В суждении о возвышенном в игру вступают Воображение и Разум, и изменение определенности или, лучше сказать, способа бытия чувственной апперцепции «Я есть» происходит целиком внутри рефлективного чувства (переживания), а именно — от «неудовольствия» ограниченной рефлексии чувственного опыта к «удовольствию» безграничной рефлексии разума, в которой утверждается сверхчувственный закон человеческого существования — его моральная самость.

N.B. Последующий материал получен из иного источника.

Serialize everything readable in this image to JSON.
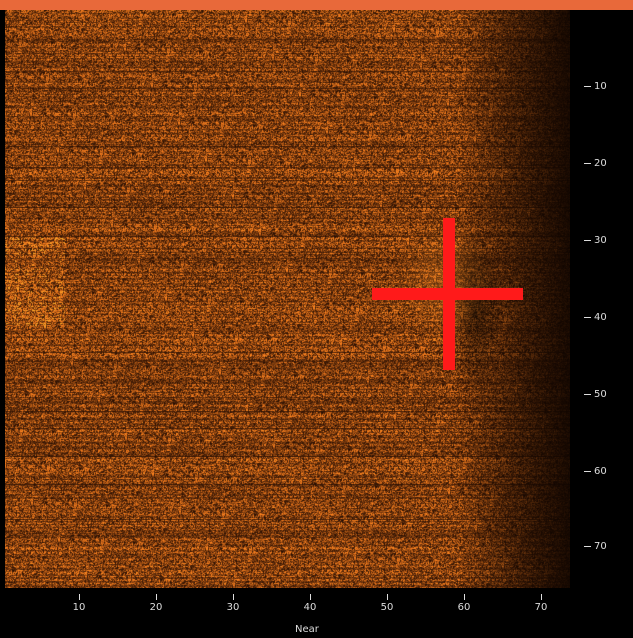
{
  "colors": {
    "top_bar": "#e8693a",
    "crosshair": "#ff1a1a",
    "sonar_bright": "#f0a040",
    "sonar_mid": "#8a4a14",
    "sonar_dark": "#1e0c02",
    "axis_text": "#dddddd"
  },
  "marker": {
    "shape": "crosshair",
    "x": 58,
    "y": 37
  },
  "axes": {
    "y_ticks": [
      "10",
      "20",
      "30",
      "40",
      "50",
      "60",
      "70"
    ],
    "x_ticks": [
      "10",
      "20",
      "30",
      "40",
      "50",
      "60",
      "70"
    ],
    "x_label": "Near"
  }
}
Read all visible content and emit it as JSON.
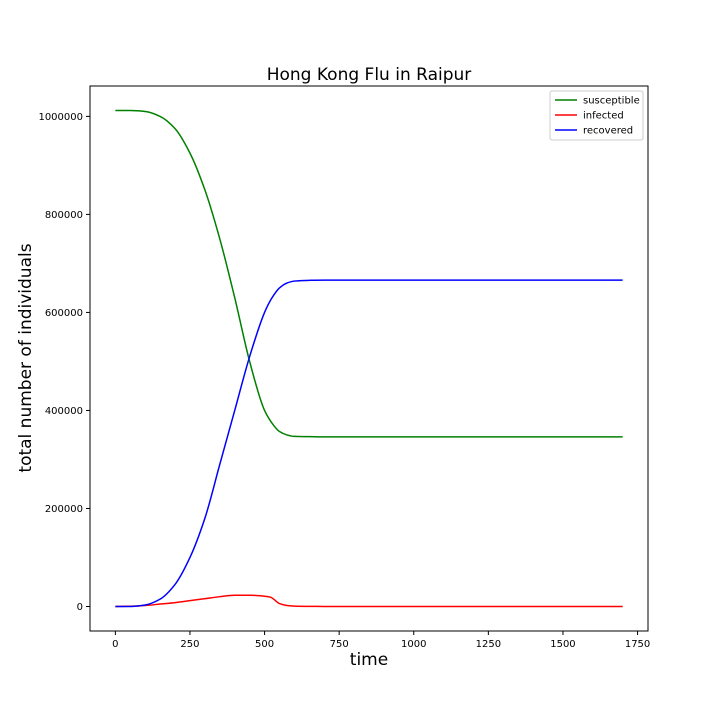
{
  "chart_data": {
    "type": "line",
    "title": "Hong Kong Flu in Raipur",
    "xlabel": "time",
    "ylabel": "total number of individuals",
    "xlim": [
      -85,
      1785
    ],
    "ylim": [
      -50000,
      1062000
    ],
    "xticks": [
      0,
      250,
      500,
      750,
      1000,
      1250,
      1500,
      1750
    ],
    "yticks": [
      0,
      200000,
      400000,
      600000,
      800000,
      1000000
    ],
    "grid": false,
    "legend_position": "top-right",
    "series": [
      {
        "name": "susceptible",
        "color": "#008000",
        "x": [
          0,
          50,
          100,
          150,
          200,
          250,
          300,
          350,
          400,
          450,
          500,
          530,
          550,
          575,
          600,
          650,
          700,
          800,
          1000,
          1250,
          1500,
          1700
        ],
        "y": [
          1012000,
          1012000,
          1010000,
          1000000,
          975000,
          925000,
          850000,
          750000,
          630000,
          500000,
          400000,
          370000,
          357000,
          350000,
          347000,
          346500,
          346000,
          346000,
          346000,
          346000,
          346000,
          346000
        ]
      },
      {
        "name": "infected",
        "color": "#ff0000",
        "x": [
          0,
          50,
          100,
          150,
          200,
          250,
          300,
          350,
          400,
          450,
          500,
          520,
          550,
          575,
          600,
          650,
          700,
          800,
          1000,
          1250,
          1500,
          1700
        ],
        "y": [
          0,
          500,
          2000,
          5000,
          8000,
          12000,
          16000,
          20000,
          23000,
          23000,
          21000,
          19000,
          6000,
          2000,
          800,
          300,
          100,
          0,
          0,
          0,
          0,
          0
        ]
      },
      {
        "name": "recovered",
        "color": "#0000ff",
        "x": [
          0,
          50,
          100,
          150,
          200,
          250,
          300,
          350,
          400,
          450,
          500,
          525,
          550,
          575,
          600,
          650,
          700,
          800,
          1000,
          1250,
          1500,
          1700
        ],
        "y": [
          0,
          0,
          3000,
          15000,
          45000,
          100000,
          180000,
          290000,
          400000,
          510000,
          600000,
          630000,
          650000,
          660000,
          664000,
          665500,
          666000,
          666000,
          666000,
          666000,
          666000,
          666000
        ]
      }
    ]
  }
}
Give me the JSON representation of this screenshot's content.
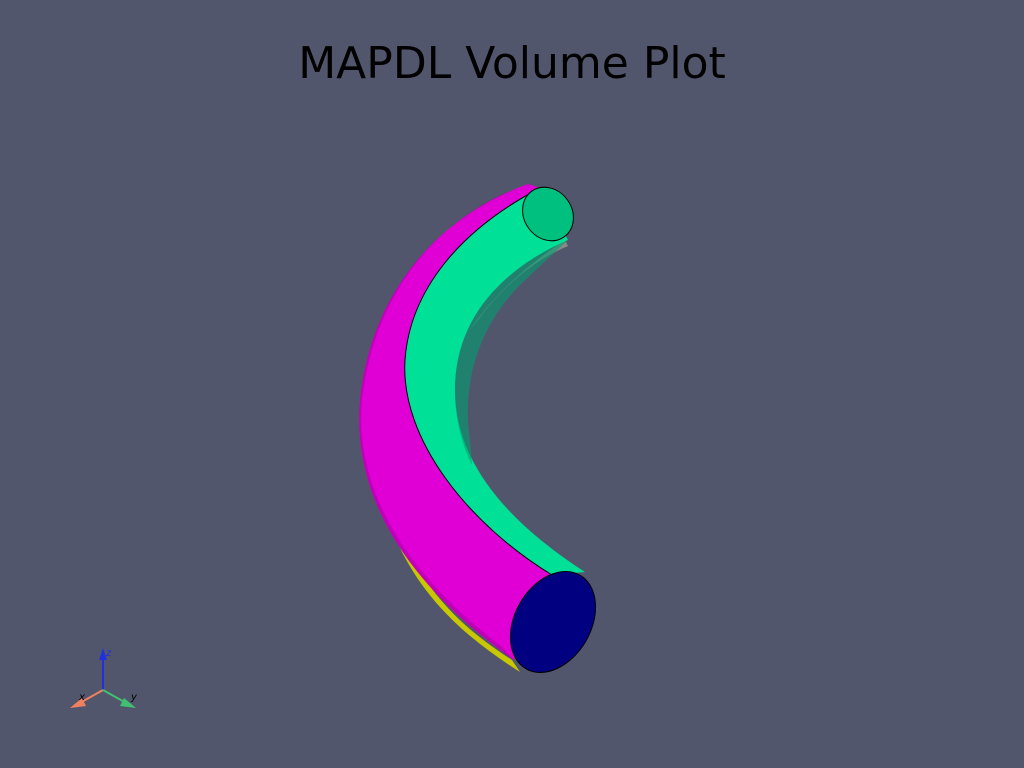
{
  "title": "MAPDL Volume Plot",
  "background_color": "#52566c",
  "volume": {
    "shape": "curved pipe segment",
    "colors": {
      "outer_face": "#e000d6",
      "inner_face": "#00e096",
      "end_cap_bottom": "#000080",
      "end_cap_top": "#00e096",
      "underside": "#c8c800"
    }
  },
  "axes": {
    "x_label": "x",
    "y_label": "y",
    "z_label": "z",
    "x_color": "#f08060",
    "y_color": "#40c070",
    "z_color": "#2030e0"
  }
}
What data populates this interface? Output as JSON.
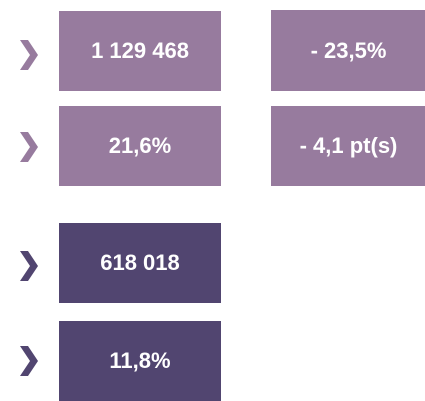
{
  "rows": [
    {
      "value": "1 129 468",
      "change": "- 23,5%"
    },
    {
      "value": "21,6%",
      "change": "- 4,1 pt(s)"
    },
    {
      "value": "618 018"
    },
    {
      "value": "11,8%"
    }
  ]
}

В § 59 «О красоте как символе нравственности» «Критики способности суждения» Кант возвращается к суждению вкуса, указывая на его экзистенциальную проблемность. Кант замечает, что притязания вкуса (человек не может жить в безобразном мире) приводили бы к «сплошным противоречиям» с природой наших высших душевных способностей, если бы не исполнялось одно субъективное условие, а именно, рефлективная аналогия между суждением вкуса и суждением о возвышенном [Кант 2001, 513–521]. Иначе говоря, вкус должен иметь возможность подвести чувственное содержание, скажем, нечто безобразное, под моральное понятие и потом пережить его как возвышенно прекрасное. Однако чтобы такая возможность была реальной, умопостигаемые по своей природе понятия практического разума должны в принципе иметь связь с чувственным представлением. Для этого Кант постулирует способность гения, наделенную продуктивной силой воображения.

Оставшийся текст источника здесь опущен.